The learning opportunity

I always appreciate when a press entity or industry publication features an article with a collection of advice from admissions officers or even the directors of those offices. I’ve written many times before about the importance of seeking and taking college admissions advice from the right sources. And admissions officers share the top of that desirability list with a student’s high school counselor.

But editing and space considerations can render some of that advice open to misinterpretation. Tidbits like “Clearly express your interest in the college” is fundamentally good advice that’s often flawed in practice. For example, some families will take that to mean they should spend an exorbitant amount of money to visit all of their colleges, but no admissions officer I’ve ever met would recommend a family end up in college-related travel debt at all, much less before the student has even applied.

Not surprisingly for regularly readers, Brennen Barnard’s latest Forbes piece, “Admission Deans Share Tips For College Applications,” reads like an article that was curated by an expert of Barnard’s caliber. It’s full of clear, sound, and easy-to-follow guidance that happens to be arriving at the perfect time.

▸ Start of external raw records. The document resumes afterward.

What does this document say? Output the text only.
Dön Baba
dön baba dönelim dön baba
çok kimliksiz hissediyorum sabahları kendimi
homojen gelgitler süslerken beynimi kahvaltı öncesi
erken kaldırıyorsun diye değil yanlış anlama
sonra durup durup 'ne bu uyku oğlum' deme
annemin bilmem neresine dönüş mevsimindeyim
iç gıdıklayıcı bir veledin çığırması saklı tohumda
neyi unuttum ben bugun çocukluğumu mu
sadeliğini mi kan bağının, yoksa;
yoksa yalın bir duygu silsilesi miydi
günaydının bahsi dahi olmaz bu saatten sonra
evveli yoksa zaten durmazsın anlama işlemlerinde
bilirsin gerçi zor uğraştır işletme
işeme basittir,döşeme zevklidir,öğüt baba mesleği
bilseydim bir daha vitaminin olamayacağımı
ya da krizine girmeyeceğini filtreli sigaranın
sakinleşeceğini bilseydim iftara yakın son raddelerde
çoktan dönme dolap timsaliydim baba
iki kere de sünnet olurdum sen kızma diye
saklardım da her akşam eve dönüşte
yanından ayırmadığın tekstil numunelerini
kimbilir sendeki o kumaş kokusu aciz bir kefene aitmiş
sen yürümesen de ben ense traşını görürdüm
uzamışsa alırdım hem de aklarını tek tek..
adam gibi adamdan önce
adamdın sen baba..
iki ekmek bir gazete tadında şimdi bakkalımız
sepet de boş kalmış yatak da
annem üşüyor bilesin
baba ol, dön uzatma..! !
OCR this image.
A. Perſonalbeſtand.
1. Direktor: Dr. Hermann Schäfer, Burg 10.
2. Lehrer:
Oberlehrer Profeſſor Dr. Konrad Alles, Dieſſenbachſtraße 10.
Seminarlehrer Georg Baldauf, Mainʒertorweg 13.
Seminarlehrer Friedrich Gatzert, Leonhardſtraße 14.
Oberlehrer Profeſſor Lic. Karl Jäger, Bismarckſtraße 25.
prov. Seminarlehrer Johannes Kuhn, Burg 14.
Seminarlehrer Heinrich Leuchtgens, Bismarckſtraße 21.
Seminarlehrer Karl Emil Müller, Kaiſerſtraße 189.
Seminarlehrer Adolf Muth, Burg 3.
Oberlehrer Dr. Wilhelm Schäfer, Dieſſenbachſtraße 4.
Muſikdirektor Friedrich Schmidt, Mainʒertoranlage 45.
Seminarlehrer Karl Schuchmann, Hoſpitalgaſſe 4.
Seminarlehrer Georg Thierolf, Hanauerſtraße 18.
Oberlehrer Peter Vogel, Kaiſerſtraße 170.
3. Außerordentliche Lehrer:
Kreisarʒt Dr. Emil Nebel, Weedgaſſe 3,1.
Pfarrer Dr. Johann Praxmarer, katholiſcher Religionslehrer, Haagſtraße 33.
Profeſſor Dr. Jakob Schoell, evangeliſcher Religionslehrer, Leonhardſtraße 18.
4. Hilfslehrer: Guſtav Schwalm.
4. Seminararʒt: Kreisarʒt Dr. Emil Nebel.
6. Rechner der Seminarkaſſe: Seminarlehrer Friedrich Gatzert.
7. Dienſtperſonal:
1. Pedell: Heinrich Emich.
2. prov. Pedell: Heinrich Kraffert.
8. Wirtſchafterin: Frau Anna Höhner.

But readers still need to use the advice responsibly, as some applicants will allow confirmation bias to get in the way of the intended advice. For example, if a family is determined to send unsolicited extra letters of recommendation or press clippings or copies of awards, they can find a way to substantiate that inclination with the article’s advice to “Go the extra mile.” And inclinations like that will work against you in this process.

Please read the examples that accompany advice like that. Don’t ignore the fact that an equally knowledgeable admissions officer in the article also offers the advice, “Don’t be redundant,” which is exactly what unsolicited materials often lead you to be. When you take in the reasoning and the examples of how and why to employ the advice, it’s very clear what’s being recommended and what’s being discouraged. But you’ll need to read closely and openly enough to take in the advice as they intend it to be taken, not as you wish it could be interpreted.

If you appreciate Barnard’s articles as much as I do, you might be interested in his forthcoming book, authored with former Georgia Tech Director of Admissions Rick Clark, The Truth about College Admission: A Family Guide to Getting In and Staying Together, scheduled to be released September 19, 2019.

It can be difficult to slog through the clutter of admissions advice, especially when dished out unsolicited from sources who lack the expertise. But when it arrives from experts who have no agenda other than to help families make sound, reasonable college planning decisions, take them up on the learning opportunity.